Finding the needle in the haystack, or a crucial piece of information in the vastly growing biomedical literature, can be a challenge. But life-science researchers in the UK will soon get some help: Over the next two years, the newly founded National Center for Text Mining, or NaCTeM, plans to bring online a variety of text-mining tools and training services.
The Manchester-based center, which officially launched in June, is funded with £1 million ($1.87 million) over three years from three government funding agencies. It claims to be the first publicly funded text-mining center in the world, although similar efforts are currently underway in Germany and Japan, according to center officials.
While the center will eventually branch out into other fields that can benefit from text-mining technology, such as the humanities, the social sciences, and engineering, the target user base for the first three years of the effort will be the life sciences. “The biomed domain is technically very dense and difficult to analyze.
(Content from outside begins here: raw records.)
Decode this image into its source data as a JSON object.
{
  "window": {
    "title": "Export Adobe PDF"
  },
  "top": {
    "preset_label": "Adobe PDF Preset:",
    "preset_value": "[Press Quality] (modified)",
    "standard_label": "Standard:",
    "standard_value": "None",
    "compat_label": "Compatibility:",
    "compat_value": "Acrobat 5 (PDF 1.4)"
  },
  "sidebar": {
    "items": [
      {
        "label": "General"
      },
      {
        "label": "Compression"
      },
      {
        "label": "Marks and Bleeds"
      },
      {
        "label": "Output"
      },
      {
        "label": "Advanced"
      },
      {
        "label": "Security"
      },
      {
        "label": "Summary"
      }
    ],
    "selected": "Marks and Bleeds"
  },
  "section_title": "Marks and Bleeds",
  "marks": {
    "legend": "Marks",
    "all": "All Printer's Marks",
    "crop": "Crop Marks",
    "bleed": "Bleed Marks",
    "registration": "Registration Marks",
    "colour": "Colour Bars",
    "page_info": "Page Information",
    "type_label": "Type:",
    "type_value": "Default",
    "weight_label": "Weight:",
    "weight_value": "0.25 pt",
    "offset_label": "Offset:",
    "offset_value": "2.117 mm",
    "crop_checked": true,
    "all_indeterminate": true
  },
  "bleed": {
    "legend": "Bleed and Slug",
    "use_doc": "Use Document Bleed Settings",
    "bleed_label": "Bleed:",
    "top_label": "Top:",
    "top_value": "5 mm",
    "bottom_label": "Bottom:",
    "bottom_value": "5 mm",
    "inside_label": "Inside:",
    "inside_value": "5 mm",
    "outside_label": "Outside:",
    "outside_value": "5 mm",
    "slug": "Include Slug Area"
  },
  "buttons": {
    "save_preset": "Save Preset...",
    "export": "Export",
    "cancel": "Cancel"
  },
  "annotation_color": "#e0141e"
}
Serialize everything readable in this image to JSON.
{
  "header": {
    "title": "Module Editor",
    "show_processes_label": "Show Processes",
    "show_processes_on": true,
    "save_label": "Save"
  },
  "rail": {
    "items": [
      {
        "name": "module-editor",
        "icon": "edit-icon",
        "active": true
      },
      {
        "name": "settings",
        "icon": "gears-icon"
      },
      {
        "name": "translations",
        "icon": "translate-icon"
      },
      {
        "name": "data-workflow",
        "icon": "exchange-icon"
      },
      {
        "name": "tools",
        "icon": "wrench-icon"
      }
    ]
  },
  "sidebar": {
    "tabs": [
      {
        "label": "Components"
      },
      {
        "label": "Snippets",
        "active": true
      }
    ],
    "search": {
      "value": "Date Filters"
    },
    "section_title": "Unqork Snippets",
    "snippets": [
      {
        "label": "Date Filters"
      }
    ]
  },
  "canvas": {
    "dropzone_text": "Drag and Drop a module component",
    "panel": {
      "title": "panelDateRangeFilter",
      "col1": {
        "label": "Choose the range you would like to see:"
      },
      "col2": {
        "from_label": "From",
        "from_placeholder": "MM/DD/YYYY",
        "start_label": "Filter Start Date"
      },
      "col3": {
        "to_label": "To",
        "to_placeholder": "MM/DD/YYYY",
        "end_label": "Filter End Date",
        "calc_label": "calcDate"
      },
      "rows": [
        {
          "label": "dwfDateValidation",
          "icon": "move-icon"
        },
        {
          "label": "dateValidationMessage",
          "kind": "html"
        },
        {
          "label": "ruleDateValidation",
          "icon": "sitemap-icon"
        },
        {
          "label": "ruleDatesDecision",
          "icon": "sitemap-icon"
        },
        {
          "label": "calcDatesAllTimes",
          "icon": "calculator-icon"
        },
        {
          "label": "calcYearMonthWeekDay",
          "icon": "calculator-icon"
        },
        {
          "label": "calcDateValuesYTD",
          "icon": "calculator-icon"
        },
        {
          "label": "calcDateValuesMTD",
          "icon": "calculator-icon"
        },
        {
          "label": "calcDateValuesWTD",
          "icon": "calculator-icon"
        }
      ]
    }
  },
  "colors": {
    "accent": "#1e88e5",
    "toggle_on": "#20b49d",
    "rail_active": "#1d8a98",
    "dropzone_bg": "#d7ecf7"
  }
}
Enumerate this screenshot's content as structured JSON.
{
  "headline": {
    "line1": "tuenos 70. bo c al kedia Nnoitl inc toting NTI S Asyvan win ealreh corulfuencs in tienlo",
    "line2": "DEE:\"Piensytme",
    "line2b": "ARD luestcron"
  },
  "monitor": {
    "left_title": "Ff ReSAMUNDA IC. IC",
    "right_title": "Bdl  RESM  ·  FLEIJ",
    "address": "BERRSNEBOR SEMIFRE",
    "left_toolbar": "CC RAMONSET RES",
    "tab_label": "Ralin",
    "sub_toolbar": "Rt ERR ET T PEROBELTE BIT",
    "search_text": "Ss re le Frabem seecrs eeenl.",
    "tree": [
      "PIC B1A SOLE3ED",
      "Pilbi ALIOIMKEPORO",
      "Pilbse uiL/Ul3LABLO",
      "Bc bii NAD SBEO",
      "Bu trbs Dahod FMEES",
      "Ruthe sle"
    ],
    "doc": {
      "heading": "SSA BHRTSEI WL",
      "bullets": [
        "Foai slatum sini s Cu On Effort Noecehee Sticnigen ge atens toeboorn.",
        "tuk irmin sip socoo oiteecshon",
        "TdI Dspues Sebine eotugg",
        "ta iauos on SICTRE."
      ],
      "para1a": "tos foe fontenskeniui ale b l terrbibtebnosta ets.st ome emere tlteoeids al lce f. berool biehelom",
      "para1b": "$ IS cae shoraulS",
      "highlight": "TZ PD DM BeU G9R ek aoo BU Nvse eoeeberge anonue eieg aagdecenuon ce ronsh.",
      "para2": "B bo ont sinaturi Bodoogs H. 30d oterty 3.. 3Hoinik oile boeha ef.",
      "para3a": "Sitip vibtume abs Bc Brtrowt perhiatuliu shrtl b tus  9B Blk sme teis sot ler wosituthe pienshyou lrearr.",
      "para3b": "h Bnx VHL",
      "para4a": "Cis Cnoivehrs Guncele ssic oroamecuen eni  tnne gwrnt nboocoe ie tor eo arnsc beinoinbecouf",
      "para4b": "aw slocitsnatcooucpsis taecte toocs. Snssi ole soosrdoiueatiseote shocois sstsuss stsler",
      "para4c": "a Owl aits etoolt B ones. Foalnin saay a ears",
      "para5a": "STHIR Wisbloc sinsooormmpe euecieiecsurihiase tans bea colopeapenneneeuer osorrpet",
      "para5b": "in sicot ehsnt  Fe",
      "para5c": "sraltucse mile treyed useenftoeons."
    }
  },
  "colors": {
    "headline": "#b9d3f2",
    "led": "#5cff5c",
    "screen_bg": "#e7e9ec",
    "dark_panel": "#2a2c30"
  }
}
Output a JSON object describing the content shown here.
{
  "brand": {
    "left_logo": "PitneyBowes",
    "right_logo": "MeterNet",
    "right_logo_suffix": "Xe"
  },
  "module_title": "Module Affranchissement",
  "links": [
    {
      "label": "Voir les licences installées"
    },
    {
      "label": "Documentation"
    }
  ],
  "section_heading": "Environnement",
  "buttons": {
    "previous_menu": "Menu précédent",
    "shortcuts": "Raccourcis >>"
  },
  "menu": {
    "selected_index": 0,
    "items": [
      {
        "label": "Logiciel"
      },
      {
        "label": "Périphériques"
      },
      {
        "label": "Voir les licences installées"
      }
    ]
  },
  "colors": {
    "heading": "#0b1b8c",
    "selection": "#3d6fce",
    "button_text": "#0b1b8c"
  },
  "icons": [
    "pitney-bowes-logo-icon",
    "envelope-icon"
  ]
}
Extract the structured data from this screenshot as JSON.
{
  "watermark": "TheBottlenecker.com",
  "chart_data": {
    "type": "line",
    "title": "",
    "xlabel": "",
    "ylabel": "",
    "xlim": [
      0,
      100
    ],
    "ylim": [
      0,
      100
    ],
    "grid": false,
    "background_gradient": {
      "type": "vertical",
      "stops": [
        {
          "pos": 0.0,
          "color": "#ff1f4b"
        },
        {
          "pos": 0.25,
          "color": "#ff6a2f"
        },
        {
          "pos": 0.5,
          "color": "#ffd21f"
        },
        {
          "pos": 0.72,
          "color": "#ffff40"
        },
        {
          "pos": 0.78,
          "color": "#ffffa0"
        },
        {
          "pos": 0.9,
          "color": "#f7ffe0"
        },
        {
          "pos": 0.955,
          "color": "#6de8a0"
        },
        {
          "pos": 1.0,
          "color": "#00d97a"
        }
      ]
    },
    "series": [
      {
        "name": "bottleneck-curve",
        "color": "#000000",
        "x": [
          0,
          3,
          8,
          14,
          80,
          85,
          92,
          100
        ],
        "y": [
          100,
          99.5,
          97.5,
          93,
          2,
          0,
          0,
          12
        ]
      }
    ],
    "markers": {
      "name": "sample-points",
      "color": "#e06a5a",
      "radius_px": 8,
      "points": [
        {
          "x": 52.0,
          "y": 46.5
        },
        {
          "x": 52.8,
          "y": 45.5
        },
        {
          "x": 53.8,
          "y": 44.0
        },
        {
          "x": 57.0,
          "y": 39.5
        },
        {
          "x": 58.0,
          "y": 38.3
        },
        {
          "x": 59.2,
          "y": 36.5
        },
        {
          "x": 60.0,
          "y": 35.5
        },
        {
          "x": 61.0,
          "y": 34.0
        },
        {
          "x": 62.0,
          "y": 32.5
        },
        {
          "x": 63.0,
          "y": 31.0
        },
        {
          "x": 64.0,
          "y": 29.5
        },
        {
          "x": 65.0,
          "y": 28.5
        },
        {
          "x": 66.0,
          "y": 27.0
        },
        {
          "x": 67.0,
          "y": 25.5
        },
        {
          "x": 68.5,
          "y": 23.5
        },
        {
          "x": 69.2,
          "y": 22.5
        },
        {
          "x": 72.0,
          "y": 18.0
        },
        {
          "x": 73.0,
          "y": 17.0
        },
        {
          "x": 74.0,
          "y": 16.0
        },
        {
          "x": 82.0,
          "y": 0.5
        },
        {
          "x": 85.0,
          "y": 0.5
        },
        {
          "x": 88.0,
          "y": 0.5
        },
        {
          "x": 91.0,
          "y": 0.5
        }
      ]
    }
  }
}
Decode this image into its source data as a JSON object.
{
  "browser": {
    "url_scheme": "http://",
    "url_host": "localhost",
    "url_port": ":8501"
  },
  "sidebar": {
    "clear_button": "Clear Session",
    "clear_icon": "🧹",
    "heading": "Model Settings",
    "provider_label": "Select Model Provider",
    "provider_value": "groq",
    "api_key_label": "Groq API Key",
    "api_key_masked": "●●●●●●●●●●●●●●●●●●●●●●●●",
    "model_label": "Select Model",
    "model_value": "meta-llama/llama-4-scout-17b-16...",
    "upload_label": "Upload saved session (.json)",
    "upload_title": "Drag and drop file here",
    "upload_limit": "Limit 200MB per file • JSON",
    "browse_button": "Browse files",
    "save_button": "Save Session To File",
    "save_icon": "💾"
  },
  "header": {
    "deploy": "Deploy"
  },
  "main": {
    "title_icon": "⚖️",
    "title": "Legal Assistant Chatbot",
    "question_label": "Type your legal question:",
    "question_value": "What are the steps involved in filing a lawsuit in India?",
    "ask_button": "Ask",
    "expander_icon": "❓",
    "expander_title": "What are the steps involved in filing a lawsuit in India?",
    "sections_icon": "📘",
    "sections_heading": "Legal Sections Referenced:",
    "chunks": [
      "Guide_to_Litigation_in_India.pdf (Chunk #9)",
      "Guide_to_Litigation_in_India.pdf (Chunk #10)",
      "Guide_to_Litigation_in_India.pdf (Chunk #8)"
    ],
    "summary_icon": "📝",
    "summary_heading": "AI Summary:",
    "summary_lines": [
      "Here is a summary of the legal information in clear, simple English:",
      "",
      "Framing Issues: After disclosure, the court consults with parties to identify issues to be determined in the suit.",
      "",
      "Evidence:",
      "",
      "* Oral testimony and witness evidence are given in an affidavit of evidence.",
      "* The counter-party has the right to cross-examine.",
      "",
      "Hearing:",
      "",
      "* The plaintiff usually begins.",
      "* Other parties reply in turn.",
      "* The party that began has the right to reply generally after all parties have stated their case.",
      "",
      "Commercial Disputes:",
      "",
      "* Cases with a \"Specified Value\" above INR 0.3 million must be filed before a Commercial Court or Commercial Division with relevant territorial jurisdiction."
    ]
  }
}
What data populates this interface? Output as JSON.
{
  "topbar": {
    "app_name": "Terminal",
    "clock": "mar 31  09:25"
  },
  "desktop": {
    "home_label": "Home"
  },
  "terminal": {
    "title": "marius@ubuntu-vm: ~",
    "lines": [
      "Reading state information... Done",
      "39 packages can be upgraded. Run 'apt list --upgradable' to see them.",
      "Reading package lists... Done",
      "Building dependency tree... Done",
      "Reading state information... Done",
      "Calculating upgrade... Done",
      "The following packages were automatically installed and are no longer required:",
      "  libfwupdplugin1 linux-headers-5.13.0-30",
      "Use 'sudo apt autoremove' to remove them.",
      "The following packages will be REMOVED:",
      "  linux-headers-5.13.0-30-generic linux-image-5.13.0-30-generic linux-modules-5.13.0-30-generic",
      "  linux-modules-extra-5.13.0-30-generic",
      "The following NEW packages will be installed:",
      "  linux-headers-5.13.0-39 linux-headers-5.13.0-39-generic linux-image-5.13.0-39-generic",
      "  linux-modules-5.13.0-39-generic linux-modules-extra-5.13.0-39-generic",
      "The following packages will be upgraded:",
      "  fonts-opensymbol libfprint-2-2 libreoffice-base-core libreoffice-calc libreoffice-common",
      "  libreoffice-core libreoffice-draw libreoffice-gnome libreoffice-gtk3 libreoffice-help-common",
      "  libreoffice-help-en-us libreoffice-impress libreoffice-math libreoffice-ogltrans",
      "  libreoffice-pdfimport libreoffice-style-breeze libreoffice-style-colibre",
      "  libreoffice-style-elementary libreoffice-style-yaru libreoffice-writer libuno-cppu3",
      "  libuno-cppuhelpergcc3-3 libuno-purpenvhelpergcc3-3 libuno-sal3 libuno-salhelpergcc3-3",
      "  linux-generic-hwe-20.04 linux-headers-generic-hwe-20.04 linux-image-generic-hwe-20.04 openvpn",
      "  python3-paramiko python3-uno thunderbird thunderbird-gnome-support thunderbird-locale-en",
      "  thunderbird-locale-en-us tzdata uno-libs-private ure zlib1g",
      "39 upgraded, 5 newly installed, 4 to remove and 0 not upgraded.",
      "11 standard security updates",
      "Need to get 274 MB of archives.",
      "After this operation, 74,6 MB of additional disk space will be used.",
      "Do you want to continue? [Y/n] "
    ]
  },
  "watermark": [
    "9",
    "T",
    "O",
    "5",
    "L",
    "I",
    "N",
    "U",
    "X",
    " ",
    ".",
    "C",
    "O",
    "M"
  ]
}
If you can interpret and analyze biomedical texts, you can perfectly analyze any [type of text],” said Ben Stapley, a bioinformaticist at the University of Manchester and a member of the center’s steering committee.
The text-mining center, set up by a consortium consisting of the University of Manchester, the University of Liverpool, and the University of Salford, is still in set-up mode: It is in the midst of a search for a director — who will also serve as chair of text mining at Manchester — and will eventually move into the Manchester Interdisciplinary Biocenter, a building currently under construction, some time next summer. The center currently supports seven full-time employees.
NaCTeM’s first and foremost task will be to help academic researchers do text mining. The center plans to both catalog tools available elsewhere and to distribute tools built in-house. In addition, it will offer training in how to do text mining and provide access to help desks and documentation.
“There are public domain tools out there, and we will be offering a means of rapidly finding these and giving links to people to download them,” said Jock McNaught, an associate director of the center. “But we will also be developing our own tools, and making them highly efficient and scalable, so we can handle large amounts of text,” he added.
Over the next two years, the center plans to first make available elementary tools, “with lots of warnings about their capabilities,” McNaught said, gradually followed by more advanced tools. Most likely, they will be accessed in a distributed environment.
On the research and tool-development side, NaCTeM has several projects in mind, based on what biologists have said they would find most useful.
One area is using text mining to interpret the results of high-throughput post-genomic experiments, such as mass spectrometry-based proteomics and microarray gene expression studies. “The mass of data means that making a semantic interpretation of the phenomena that you are observing is quite difficult without referring to the biomedical literature,” said Stapley. Text mining could help researchers, for example, to detect novel relationships between genes or proteins that show a link in an experiment by weeding out those for which previous relationships are known from the literature.
Another new tool on the agenda would be used to extract information about possible toxic properties of drug compounds from the literature. “This is not as straightforward as it sounds because there [are a lot of] variances of compound names,” Stapley said. He has been using machine-learning approaches to predict toxic properties of compounds, based on a set of compounds with known toxicities and a body of text associated with them. “The initial results have been quite encouraging,” he said.
Handling massive amounts of text is one prerequisite any new tool has to fulfill, Stapley said, especially as more and more full-text journal articles are coming online. “At present, there is really no unified way in which to access these texts to datamine. We would be very interested in establishing relations with online publishers because these are really an untapped source,” he said, adding that NaCTeM is currently in talks with BioMedCentral.
NaCTeM’s special expertise is in scientific and technical terminology, giving it a potential edge. For example, the center has available statistical and linguistic techniques to identify parts of compound terms and to determine whether they are themselves term candidates, according to McNaught. In addition, the center has techniques for handling reduced forms, acronyms, abbreviations, or other variants. “Because of our expertise in the terminology area we expect that the tools that we produce ourselves will be able to perform much better than the public state of the art,” McNaught said.
He added that the center will adopt biomedical ontologies that are currently available, such as the Gene Ontology, but will also hone its own strengths in term extraction and identification of variants of terms, “which is of particular importance in biology, where there is a great deal of volatility in terminology and often many forms referring to the same concept.”
The center also has a number of research partners, including the University of California at Berkeley, the University of Geneva, the University of Tokyo, and the San Diego Supercomputer Center. For example, NaCTeM plans to integrate a data-mining toolkit developed at SDSC (SKIDL, or SDSC Knowledge and Information Discovery Lab) with the Cheshire information retrieval system developed at the University of Liverpool and Berkeley.
After the three years’ funding is up, NaCTeM is expected to become self-sustaining “to some degree,” McNaught said. “Because we are not allowed to charge academics, that can only mean that we then seek commercial outlets for our tools and services,” offering them to pharmaceutical and biotechnology companies at commercial rates.
But there is still some work to do, and biologists should not expect miracles from text-mining technology. “I think one has to be somewhat realistic about the limitations of text mining. Quite often, the biologist comes through to us with a very complex, difficult problem, and they are surprised that we can’t solve it easily,” said Stapley.